Mulhall, of Rutland Cottages, Lower Rutland Street, Dublin, told Judge Jacqueline Linnane he knew nothing about two men from the crippled Toyota having come back to the taxi and allegedly asking everyone if they were all right.

He said the accident had happened in Tallaght after he and five of his friends had left his brother’s pub, The Blind Ref, in Ballybough, Dublin, on March 13, 2013.

The car that had rear-ended them had never been traced, he said.

Murray said the taxi driver had returned to the scene the following day and had photographed the crippled Toyota which lay abandoned only yards from where it hit his taxi.

Murray told Mulhall that investigations had revealed the car was sold only days previously to a close relative of another man who was in the taxi with the group, and who had withdrawn his claim.

Mulhall told Murray his theory of a set-up sounded “very convincing” but he knew nothing about it.

Dismissed

Following an adjournment for lunch Murray told Judge Linnane that Mulhall’s case need no longer trouble the court as he was consenting to it being dismissed with no further order.
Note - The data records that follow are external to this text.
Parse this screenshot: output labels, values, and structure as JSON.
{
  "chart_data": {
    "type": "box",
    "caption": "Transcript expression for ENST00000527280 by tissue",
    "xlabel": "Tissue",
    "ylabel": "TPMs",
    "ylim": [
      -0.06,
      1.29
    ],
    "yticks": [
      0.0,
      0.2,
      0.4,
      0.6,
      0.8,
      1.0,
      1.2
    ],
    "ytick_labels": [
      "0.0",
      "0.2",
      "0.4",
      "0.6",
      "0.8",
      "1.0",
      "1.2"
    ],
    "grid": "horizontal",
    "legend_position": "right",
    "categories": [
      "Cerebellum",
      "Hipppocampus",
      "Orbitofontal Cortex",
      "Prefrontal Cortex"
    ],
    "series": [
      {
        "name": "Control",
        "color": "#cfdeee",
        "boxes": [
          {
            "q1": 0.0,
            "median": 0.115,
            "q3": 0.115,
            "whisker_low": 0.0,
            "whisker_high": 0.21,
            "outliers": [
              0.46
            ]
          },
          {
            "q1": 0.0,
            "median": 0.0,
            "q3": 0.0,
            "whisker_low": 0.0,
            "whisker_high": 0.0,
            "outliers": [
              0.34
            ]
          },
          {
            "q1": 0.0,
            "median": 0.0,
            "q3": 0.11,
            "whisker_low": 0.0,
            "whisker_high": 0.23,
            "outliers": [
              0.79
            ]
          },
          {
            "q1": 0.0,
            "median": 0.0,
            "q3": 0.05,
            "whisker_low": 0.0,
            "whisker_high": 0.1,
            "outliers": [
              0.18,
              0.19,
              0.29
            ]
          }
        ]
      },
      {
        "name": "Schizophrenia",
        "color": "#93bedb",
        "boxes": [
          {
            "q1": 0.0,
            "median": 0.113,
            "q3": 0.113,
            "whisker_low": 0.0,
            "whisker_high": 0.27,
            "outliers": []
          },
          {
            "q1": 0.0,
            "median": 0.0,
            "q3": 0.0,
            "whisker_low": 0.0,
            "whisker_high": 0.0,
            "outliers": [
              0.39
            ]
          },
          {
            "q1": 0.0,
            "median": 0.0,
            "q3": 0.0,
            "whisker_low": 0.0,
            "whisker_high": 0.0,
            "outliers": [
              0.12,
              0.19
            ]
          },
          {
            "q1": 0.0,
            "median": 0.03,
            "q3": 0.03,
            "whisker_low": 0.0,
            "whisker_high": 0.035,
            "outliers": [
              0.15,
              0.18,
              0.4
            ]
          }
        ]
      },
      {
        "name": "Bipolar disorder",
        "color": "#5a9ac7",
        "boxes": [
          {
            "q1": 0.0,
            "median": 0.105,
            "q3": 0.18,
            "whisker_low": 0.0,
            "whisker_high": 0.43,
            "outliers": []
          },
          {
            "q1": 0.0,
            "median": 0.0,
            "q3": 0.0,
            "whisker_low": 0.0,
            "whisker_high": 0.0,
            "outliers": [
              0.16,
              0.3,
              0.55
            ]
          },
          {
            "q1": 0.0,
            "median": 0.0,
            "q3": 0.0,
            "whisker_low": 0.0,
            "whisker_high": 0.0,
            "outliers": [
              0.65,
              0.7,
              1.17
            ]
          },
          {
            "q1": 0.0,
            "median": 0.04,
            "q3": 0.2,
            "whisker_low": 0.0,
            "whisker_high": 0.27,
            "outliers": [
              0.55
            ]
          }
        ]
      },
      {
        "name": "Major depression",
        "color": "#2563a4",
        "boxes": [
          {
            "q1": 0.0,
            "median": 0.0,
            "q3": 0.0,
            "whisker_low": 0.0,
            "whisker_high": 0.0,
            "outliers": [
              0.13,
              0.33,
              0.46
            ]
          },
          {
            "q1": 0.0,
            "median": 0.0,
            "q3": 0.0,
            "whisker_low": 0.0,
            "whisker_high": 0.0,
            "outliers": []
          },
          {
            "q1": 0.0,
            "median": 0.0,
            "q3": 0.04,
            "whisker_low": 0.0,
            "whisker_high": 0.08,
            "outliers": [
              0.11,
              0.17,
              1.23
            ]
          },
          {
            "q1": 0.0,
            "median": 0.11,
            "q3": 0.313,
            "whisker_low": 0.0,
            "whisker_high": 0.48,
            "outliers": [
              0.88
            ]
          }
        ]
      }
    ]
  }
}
“I can also tell you judge that the connected cases of Alan O’Brien, Shelmalier Road, East Wall; Anthony Dolan, Fairlawn Road, Finglas; Stephen O’Shaughnessy, Avonbeg Gardens, Tallaght, and Mark Carroll Hart, Portland Row, North Strand, have been withdrawn over lunch,” Mr Murray said.

Judge Linnane, striking out all of their cases, said: “It is quite clear these were a set-up.”

All of the claimants had complained of whiplash and back injuries.